DEAR MISS LONELYHEARTS: My new steady girlfriend of four months can't get past chastising me for having a dog whose tail was docked "thereby condoning the butchering practice." I don't know why she is going on and on about this. There is nothing we can do to put the tail back. She is all about animal protection, but doesn't actually care to have any animals of her own, or even pet my dog, unless he butts his head up under her hand. When I was going to be away overnight on business recently, she was off work that week, so I asked if she could stop by and feed my dog, let him out to do his business in the yard and perhaps take him for a walk or two. She said it was "too much to ask." I sense a disconnect here, but I have been so involved with her sexually my mind has been kind of fuzzy. Tell me what is wrong with this picture, please. -- Lust-Blinded Pet Lover, St. Boniface
Dear Lust-Blinded: You and this woman are not a match, no matter how great the sex is. You need to get past this frantic lust and let this relationship fizzle. Why? She would not make a good wife/long-term partner. Though it may seem premature to think about that, it's a good way to decide if you want to invest energy in a relationship with a serious built-in problem. This woman is an issue-driven person where animals are concerned, but doesn't have an emotional attachment for them. Dogs are a touch-and-love pet that require work and attention. Perhaps your new interest could work with a fish tank, but a needy, fuzzy, sometimes messy, often hungry dog who needs to go for walks, take poops and have the mess picked up, is definitely not her thing. Allow that reality to slip into your lust-filled mind then think about purposefully looking for a woman who's warm and earthy and as likely to be out walking a pooch before work, as you are.

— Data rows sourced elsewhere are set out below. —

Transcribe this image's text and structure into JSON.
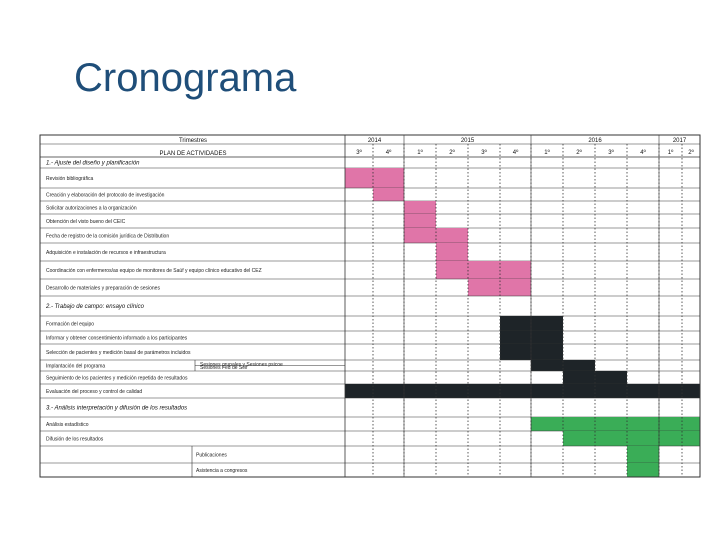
{
  "title": "Cronograma",
  "header": {
    "trimestres_label": "Trimestres",
    "plan_label": "PLAN DE ACTIVIDADES",
    "years": [
      {
        "label": "2014",
        "start": 0,
        "span": 2
      },
      {
        "label": "2015",
        "start": 2,
        "span": 4
      },
      {
        "label": "2016",
        "start": 6,
        "span": 4
      },
      {
        "label": "2017",
        "start": 10,
        "span": 2
      }
    ],
    "quarters": [
      "3º",
      "4º",
      "1º",
      "2º",
      "3º",
      "4º",
      "1º",
      "2º",
      "3º",
      "4º",
      "1º",
      "2º"
    ]
  },
  "colors": {
    "pink": "#e075a8",
    "dark": "#1e2428",
    "green": "#3aad57",
    "border": "#333333"
  },
  "rows": [
    {
      "label": "1.- Ajuste del diseño y planificación",
      "section": true,
      "bars": []
    },
    {
      "label": "Revisión bibliográfica",
      "bars": [
        {
          "s": 0,
          "e": 2,
          "c": "pink"
        }
      ]
    },
    {
      "label": "Creación y elaboración del protocolo de investigación",
      "bars": [
        {
          "s": 1,
          "e": 2,
          "c": "pink"
        }
      ]
    },
    {
      "label": "Solicitar autorizaciones a la organización",
      "bars": [
        {
          "s": 2,
          "e": 3,
          "c": "pink"
        }
      ]
    },
    {
      "label": "Obtención del visto bueno del CEIC",
      "bars": [
        {
          "s": 2,
          "e": 3,
          "c": "pink"
        }
      ]
    },
    {
      "label": "Fecha de registro de la comisión jurídica de Distribution",
      "bars": [
        {
          "s": 2,
          "e": 4,
          "c": "pink"
        }
      ]
    },
    {
      "label": "Adquisición e instalación de recursos e infraestructura",
      "bars": [
        {
          "s": 3,
          "e": 4,
          "c": "pink"
        }
      ]
    },
    {
      "label": "Coordinación con enfermeros/as equipo de monitores de Saúf y equipo clínico educativo del CEZ",
      "bars": [
        {
          "s": 3,
          "e": 6,
          "c": "pink"
        }
      ]
    },
    {
      "label": "Desarrollo de materiales y preparación de sesiones",
      "bars": [
        {
          "s": 4,
          "e": 6,
          "c": "pink"
        }
      ]
    },
    {
      "label": "2.- Trabajo de campo: ensayo clínico",
      "section": true,
      "bars": []
    },
    {
      "label": "Formación del equipo",
      "bars": [
        {
          "s": 5,
          "e": 7,
          "c": "dark"
        }
      ]
    },
    {
      "label": "Informar y obtener consentimiento informado a los participantes",
      "bars": [
        {
          "s": 5,
          "e": 7,
          "c": "dark"
        }
      ]
    },
    {
      "label": "Selección de pacientes y medición basal de parámetros incluidos",
      "bars": [
        {
          "s": 5,
          "e": 7,
          "c": "dark"
        }
      ]
    },
    {
      "label": "Implantación del programa",
      "sub": [
        "Sesiones grupales y Sesiones psicoe",
        "Sesiones Fed de Seif"
      ],
      "bars": [
        {
          "s": 6,
          "e": 7,
          "c": "dark"
        },
        {
          "s": 7,
          "e": 8,
          "c": "dark"
        }
      ]
    },
    {
      "label": "Seguimiento de los pacientes y medición repetida de resultados",
      "bars": [
        {
          "s": 7,
          "e": 9,
          "c": "dark"
        }
      ]
    },
    {
      "label": "Evaluación del proceso y control de calidad",
      "bars": [
        {
          "s": 0,
          "e": 12,
          "c": "dark"
        }
      ]
    },
    {
      "label": "3.- Análisis interpretación y difusión de los resultados",
      "section": true,
      "bars": []
    },
    {
      "label": "Análisis estadístico",
      "bars": [
        {
          "s": 6,
          "e": 12,
          "c": "green"
        }
      ]
    },
    {
      "label": "Difusión de los resultados",
      "bars": [
        {
          "s": 7,
          "e": 12,
          "c": "green"
        }
      ]
    },
    {
      "label": "",
      "sub": [
        "Publicaciones"
      ],
      "bars": [
        {
          "s": 9,
          "e": 10,
          "c": "green"
        }
      ]
    },
    {
      "label": "",
      "sub": [
        "Asistencia a congresos"
      ],
      "bars": [
        {
          "s": 9,
          "e": 10,
          "c": "green"
        }
      ]
    }
  ]
}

Dear Miss Lonelyhearts: I'm dead lonely in the city and thinking of moving back home, although where will I find someone single to love in a small town? I have a computer-based job where I can work from anywhere, so here is my dilemma: I could move to my first choice of a small town -- my hometown where I know everyone -- which is beautiful, but there are few, if any, single women there. Or, I could move to a bigger town I know, which is not as beautiful and means nothing to me, but might have a few single women around. Either way, I gotta move. I have a country soul. -- Country in my Soul, Winnipeg
Dear Country: Think "import" and start expecting greatness, instead of failure. There's no point moving to another place you don't really want to be. All this dating and mating project requires is diligence on the computer and willingness to jump into your vehicle and travel several nights a week. Quickly move to the place where you really want to live -- your hometown -- and get busy on that computer meeting every single country-loving woman you can find within 150 kilometres. How? Be vocal about your love of country living, citing examples of what you like to do to enjoy it. Meet country-loving women in their safe home territories at points of historical or geographical interest that you research online. It beats meeting them in their local restaurants with the townsfolk whispering. You can easily find tourist information at the Explore Manitoba Centre at The Forks and learn everything there is to know about all the little towns in Manitoba. Once your research is done and you're in the process of moving, get on three personals sites at once and post happy photos of you taken outside in the fresh country air. Invest six months on the project at full tilt and please get back with your dating progress.